Ich fülle unseren armen, mit einem Teilufergraben ausgestatteten Teich seit Jahren mit Leitungswasser auf. Da passiert rein gar nichts.
Liegt daran, dass unser Wasser einfach wenig Nitrat enthält.
 
Wieviel P drin ist, weiß ich nicht. Da Algen aktuell aber null Chancen haben, ist mir das ehrlich gesagt völlig schnuppe.
Früher habe ich Regenwasser aus der Tonne umgeleitet. Ich hab aber erstens keine Lust mehr, ständig die Tonne zu reinigen, damit das Wasser nicht zu viele Nährstoffe hat. Und zum anderen wäre es mittlerweile zu weich. 
Die Erstbefüllung erfolgte aus einem extrem kalkhaltigem Tiefbrunnen. Daher war Regenwasser in den ersten Jahren die beste Lösung.


----------



## Peter S (28. Juni 2021)

Moin
Ich habe 2008 mit Hilfe von Naturagart einen Uferwall gebaut. Der Ufergraben war nach 2 Jahren so mit den Rizomen von __ Lilien verwachsen das ich nichts mehr pflanzen konnte  und die Pflanzen die Rizomen hatten haben alle anderen Pflanzen verkümmern lassen.  Mir blieb nichts anderes übrig als umzubauen. Jetzt habe ich einen 15 qm grossen Pflanzenteich. Der Graben wurde zum Blumenbeet umgebaut. Das Wasser aus dem Trommler fliesst durch Keramikschaum. Wo die Milchsäurebakterien ihre Arbeit tun. Jetzt wird das Wasser durch den Pflanzenteich geleitet. Hier wachsen Unterwasserpflanzen und ein Gürtel aus Zwerghechtkraut.  Welches durch das gewaltige düngen der Fische und Futter auf eine Höhe von 1,30 Meter kommt. Ich habe ein Schicht von ca. 20 cm Unterwasserpflanzen. Im Sommer habe ich so gut wie keine Algen im Koiteich. 
Natürlich ist der Koiteich vom Pflanzenteich durch ein 4 cm Maschennetz getrennt. So das junge Kois noch hin und her schwimmen können, aber die Großen nicht. Bei Interesse kann ich gern mal ein paar Bilder machen.


----------



## Rhz69 (28. Juni 2021)

GrauhaarfroschMobil schrieb:


> Regenwasser,  echt jetzt. Das hat doch bis zu 1 g/l Phosphat (von Saharastaub,  Felderstaub,  etc).

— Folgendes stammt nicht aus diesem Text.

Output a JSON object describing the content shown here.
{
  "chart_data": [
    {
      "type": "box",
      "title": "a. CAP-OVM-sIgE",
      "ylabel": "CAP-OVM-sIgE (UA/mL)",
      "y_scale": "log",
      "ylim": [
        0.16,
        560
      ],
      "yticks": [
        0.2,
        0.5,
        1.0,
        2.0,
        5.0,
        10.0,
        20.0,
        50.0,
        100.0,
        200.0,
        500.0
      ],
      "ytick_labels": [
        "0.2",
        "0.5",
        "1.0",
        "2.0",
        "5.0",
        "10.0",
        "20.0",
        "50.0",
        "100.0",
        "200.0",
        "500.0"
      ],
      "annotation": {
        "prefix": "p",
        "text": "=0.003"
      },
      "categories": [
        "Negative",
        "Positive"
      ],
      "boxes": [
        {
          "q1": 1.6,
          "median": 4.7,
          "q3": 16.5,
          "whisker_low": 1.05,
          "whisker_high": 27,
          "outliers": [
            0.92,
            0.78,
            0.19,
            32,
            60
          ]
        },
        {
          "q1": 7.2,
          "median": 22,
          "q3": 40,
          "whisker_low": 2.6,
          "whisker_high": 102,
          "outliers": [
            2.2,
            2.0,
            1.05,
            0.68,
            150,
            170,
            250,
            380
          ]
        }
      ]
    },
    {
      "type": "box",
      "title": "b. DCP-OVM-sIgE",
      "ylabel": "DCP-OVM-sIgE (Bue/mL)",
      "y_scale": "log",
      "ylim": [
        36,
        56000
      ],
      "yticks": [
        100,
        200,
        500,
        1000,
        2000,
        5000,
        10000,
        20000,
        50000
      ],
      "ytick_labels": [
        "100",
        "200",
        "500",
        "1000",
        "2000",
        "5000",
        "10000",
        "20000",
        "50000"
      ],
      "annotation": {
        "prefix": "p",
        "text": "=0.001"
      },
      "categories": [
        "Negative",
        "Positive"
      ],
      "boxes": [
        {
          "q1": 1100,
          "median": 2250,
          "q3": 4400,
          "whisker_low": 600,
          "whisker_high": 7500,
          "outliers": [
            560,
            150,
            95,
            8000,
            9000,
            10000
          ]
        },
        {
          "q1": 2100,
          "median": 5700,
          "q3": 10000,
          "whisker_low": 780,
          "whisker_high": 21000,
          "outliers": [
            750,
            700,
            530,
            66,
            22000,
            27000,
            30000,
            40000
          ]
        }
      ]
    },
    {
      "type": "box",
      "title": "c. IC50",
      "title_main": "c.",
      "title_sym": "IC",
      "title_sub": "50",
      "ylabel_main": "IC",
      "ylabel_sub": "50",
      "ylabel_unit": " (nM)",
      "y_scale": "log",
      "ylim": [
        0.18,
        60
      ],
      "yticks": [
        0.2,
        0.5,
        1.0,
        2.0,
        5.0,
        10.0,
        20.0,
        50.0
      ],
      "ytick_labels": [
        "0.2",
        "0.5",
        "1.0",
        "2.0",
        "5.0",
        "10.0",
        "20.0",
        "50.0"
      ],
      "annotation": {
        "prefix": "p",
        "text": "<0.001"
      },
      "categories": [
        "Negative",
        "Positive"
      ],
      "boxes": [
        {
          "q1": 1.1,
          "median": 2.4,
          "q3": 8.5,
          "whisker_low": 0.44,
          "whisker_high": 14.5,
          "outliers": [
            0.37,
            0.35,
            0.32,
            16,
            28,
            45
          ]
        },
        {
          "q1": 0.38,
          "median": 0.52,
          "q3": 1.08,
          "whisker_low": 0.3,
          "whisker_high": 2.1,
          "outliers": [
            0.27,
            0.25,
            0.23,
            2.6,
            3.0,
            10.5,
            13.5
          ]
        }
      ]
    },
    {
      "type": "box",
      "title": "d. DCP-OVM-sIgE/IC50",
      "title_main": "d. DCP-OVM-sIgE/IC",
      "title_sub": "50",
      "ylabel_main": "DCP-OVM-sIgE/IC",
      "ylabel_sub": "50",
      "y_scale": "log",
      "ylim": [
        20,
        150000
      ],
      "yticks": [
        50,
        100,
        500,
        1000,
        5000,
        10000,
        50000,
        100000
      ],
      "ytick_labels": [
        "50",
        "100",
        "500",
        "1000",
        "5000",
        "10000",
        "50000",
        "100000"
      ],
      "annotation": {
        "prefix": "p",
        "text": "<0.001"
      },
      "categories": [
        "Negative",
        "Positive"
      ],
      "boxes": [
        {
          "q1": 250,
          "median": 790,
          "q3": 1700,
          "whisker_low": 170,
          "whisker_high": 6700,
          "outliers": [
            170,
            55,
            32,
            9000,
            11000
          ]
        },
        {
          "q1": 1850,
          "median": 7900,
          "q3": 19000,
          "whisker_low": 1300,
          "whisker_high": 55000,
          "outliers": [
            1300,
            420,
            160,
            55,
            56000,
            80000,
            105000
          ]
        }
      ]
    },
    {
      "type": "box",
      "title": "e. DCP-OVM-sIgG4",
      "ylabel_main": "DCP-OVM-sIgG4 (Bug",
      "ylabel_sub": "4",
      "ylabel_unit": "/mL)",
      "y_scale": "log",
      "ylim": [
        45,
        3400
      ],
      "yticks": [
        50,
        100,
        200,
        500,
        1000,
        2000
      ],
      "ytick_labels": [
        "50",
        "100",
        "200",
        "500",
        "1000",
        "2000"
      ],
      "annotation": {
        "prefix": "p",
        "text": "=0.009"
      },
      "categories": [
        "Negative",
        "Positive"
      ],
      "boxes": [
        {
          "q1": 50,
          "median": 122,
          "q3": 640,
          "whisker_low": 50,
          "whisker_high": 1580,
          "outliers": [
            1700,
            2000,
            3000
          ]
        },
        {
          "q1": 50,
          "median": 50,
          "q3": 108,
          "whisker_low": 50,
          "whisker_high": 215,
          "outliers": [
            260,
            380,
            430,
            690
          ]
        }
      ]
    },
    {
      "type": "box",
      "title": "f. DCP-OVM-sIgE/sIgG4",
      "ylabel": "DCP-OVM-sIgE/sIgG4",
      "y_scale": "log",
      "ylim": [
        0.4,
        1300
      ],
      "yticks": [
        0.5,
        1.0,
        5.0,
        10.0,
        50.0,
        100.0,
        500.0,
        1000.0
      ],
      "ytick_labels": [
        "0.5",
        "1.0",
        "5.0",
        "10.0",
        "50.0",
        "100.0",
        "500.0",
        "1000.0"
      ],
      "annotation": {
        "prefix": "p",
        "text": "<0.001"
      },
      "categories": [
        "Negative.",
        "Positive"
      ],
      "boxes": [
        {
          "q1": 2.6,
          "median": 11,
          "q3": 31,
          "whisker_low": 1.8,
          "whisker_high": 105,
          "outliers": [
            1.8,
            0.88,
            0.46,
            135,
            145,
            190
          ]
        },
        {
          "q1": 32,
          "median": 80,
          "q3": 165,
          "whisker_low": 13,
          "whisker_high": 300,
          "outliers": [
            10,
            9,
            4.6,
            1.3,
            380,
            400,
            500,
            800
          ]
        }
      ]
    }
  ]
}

Wo hast du den den Werte her? 1 mg/L fände ich schon zuviel.
Ich hab mal ne Messung hier im Forum angefragt, nach Saharastaubregen, hat keiner Phosphat gefunden. Ich auch nicht. Der Himmel bei mir war rot an dem Tag. Mein Teich lebt auch gut mit Regenwasser, aber über eine Zisterne und mit ein paar Kalk/Dolomitsteinen im Teich zum Härte behalten.
Aber schau dir mal den Thread hier an, das könnten so deine Vorstellungen sein.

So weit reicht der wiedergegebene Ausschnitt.